If truth be told, I don't think Jesus was answering the question those two political parties were asking him that day. I think he was telling them that they were asking the wrong question.
The real question, Jesus seems to say, is not: "What makes a true patriot--one who pays taxes to Caesar, or one who doesn't?"
The real question is: "What does it mean to be a true follower of the God revealed in Jesus Christ? To be one who belongs to God heart, soul, mind and strength, and who has been marked as God's own from your creation. And what would it mean if you allowed that prior identity to shape everything you do in the political arena?"
Certainly there are limits such an identity would place upon us in the political arena. To be a follower of Jesus Christ means that we cannot go along with policies and programs of our country that we believe to be antithetical to the will of God. We must speak out against them--as Jesus and the prophets consistently did in their own day. Lying in order to provoke war, torturing people in the name of national security, turning a deaf ear to the cries of the poor and illegal immigrants--these things are not of God, and I frankly see no way we can justify them in the name of God.
Nor can we go into the voting booth in a few weeks, only looking out for our own self interests. The real question for Christians is not: what's in this election for me? The real question for Christians is: what is in this election for all of God's children, and especially for the least of these--those for whom Christ had special compassion.
I spent some time in Denmark this past summer, and I was moved by the pride Danish Christians have in their political system and its values. A number of Danish Christians told me that they do not mind paying actually very high taxes to their government, because their government provides health care, generous maternity and paternity leaves, unemployment and pension benefits for all Danish citizens. Soon after I returned home I saw a survey that said that Denmark had been ranked first among the nations of the world in terms of the happiness factor of their citizens. The U.S., by comparison, was ranked 23rd.

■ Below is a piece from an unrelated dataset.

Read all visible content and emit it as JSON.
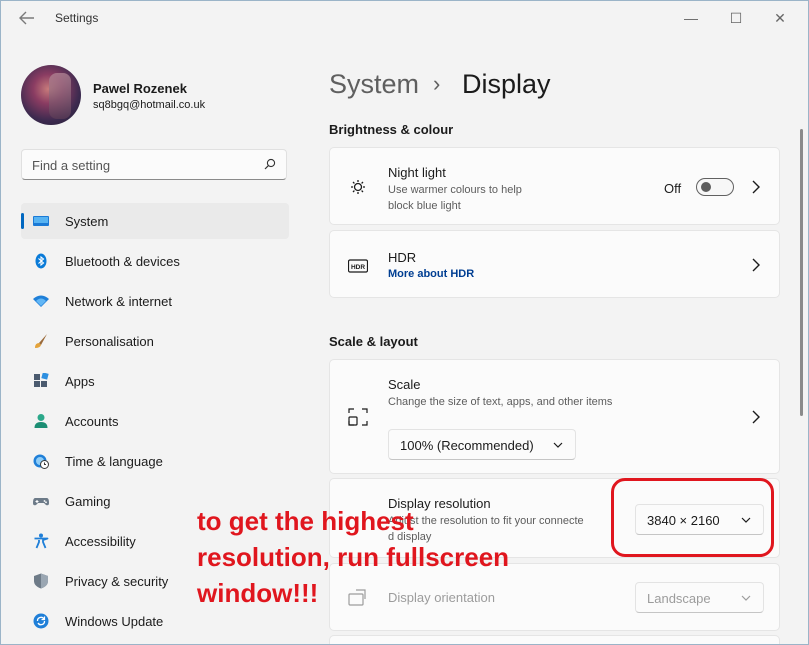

What does it mean to be a disciple of Jesus Christ in this election year? What does it mean to belong heart, soul, mind and strength to God when we go into the voting both? My own prayer is that it will mean less self-interest and more other-interest. Less dishonesty and more truth-speaking. Less war-mongering, and more peacemaking. For these, I believe, are the ways of the God to whom we belong--heart, soul, mind, and strength.

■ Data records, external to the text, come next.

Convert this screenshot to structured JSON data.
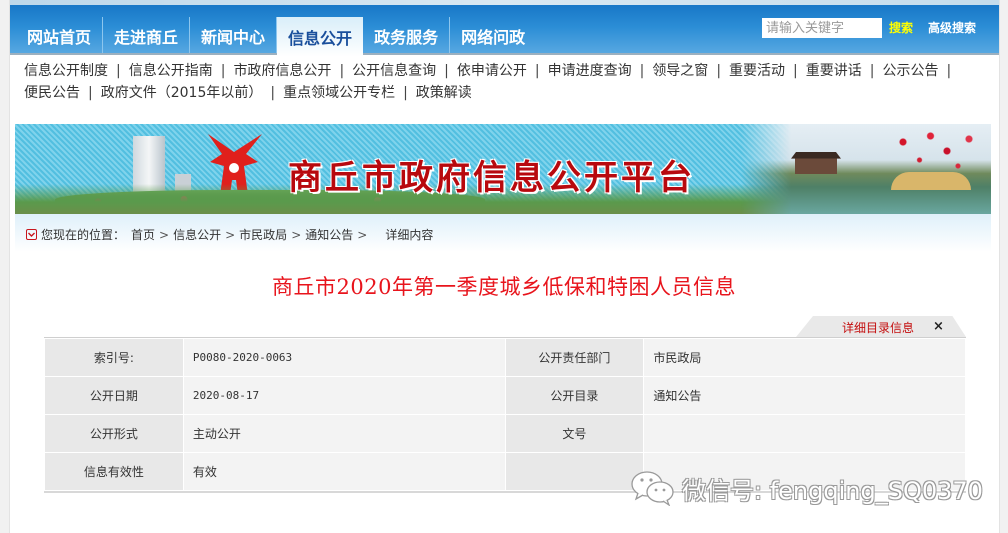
{
  "nav": {
    "tabs": [
      {
        "label": "网站首页",
        "active": false
      },
      {
        "label": "走进商丘",
        "active": false
      },
      {
        "label": "新闻中心",
        "active": false
      },
      {
        "label": "信息公开",
        "active": true
      },
      {
        "label": "政务服务",
        "active": false
      },
      {
        "label": "网络问政",
        "active": false
      }
    ],
    "search_placeholder": "请输入关键字",
    "search_label": "搜索",
    "advanced_search_label": "高级搜索",
    "colors": {
      "bar": "#2c8ed6",
      "search": "#ffff00",
      "active_text": "#1a4f9c"
    }
  },
  "subnav": {
    "row1": [
      "信息公开制度",
      "信息公开指南",
      "市政府信息公开",
      "公开信息查询",
      "依申请公开",
      "申请进度查询",
      "领导之窗",
      "重要活动",
      "重要讲话",
      "公示公告"
    ],
    "row2": [
      "便民公告",
      "政府文件（2015年以前）",
      "重点领域公开专栏",
      "政策解读"
    ],
    "separator": "|"
  },
  "banner": {
    "title": "商丘市政府信息公开平台"
  },
  "breadcrumb": {
    "prefix": "您现在的位置：",
    "items": [
      "首页",
      "信息公开",
      "市民政局",
      "通知公告"
    ],
    "current": "详细内容",
    "separator": ">"
  },
  "article": {
    "title": "商丘市2020年第一季度城乡低保和特困人员信息",
    "title_color": "#e8141c"
  },
  "meta": {
    "tab_label": "详细目录信息",
    "close_label": "×",
    "rows": [
      {
        "k1": "索引号:",
        "v1": "P0080-2020-0063",
        "k2": "公开责任部门",
        "v2": "市民政局"
      },
      {
        "k1": "公开日期",
        "v1": "2020-08-17",
        "k2": "公开目录",
        "v2": "通知公告"
      },
      {
        "k1": "公开形式",
        "v1": "主动公开",
        "k2": "文号",
        "v2": ""
      },
      {
        "k1": "信息有效性",
        "v1": "有效",
        "k2": "",
        "v2": ""
      }
    ]
  },
  "watermark": {
    "text": "微信号: fengqing_SQ0370"
  }
}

Would you please join me in prayer?
God of all nations, we do belong to you, heart, soul, mind and strength; and so we seek your guidance in our political lives as well as in every other aspect of our living. Help us, we pray, to make decisions in this upcoming election that reflect the teachings of Jesus and especially his compassion for the least of these. Guide us as a nation that we might be true to our ideals of liberty and justice and equality for all and keep us ever mindful that our first loyalty, our first devotion, is always to you. These things we pray in your holy name. Amen.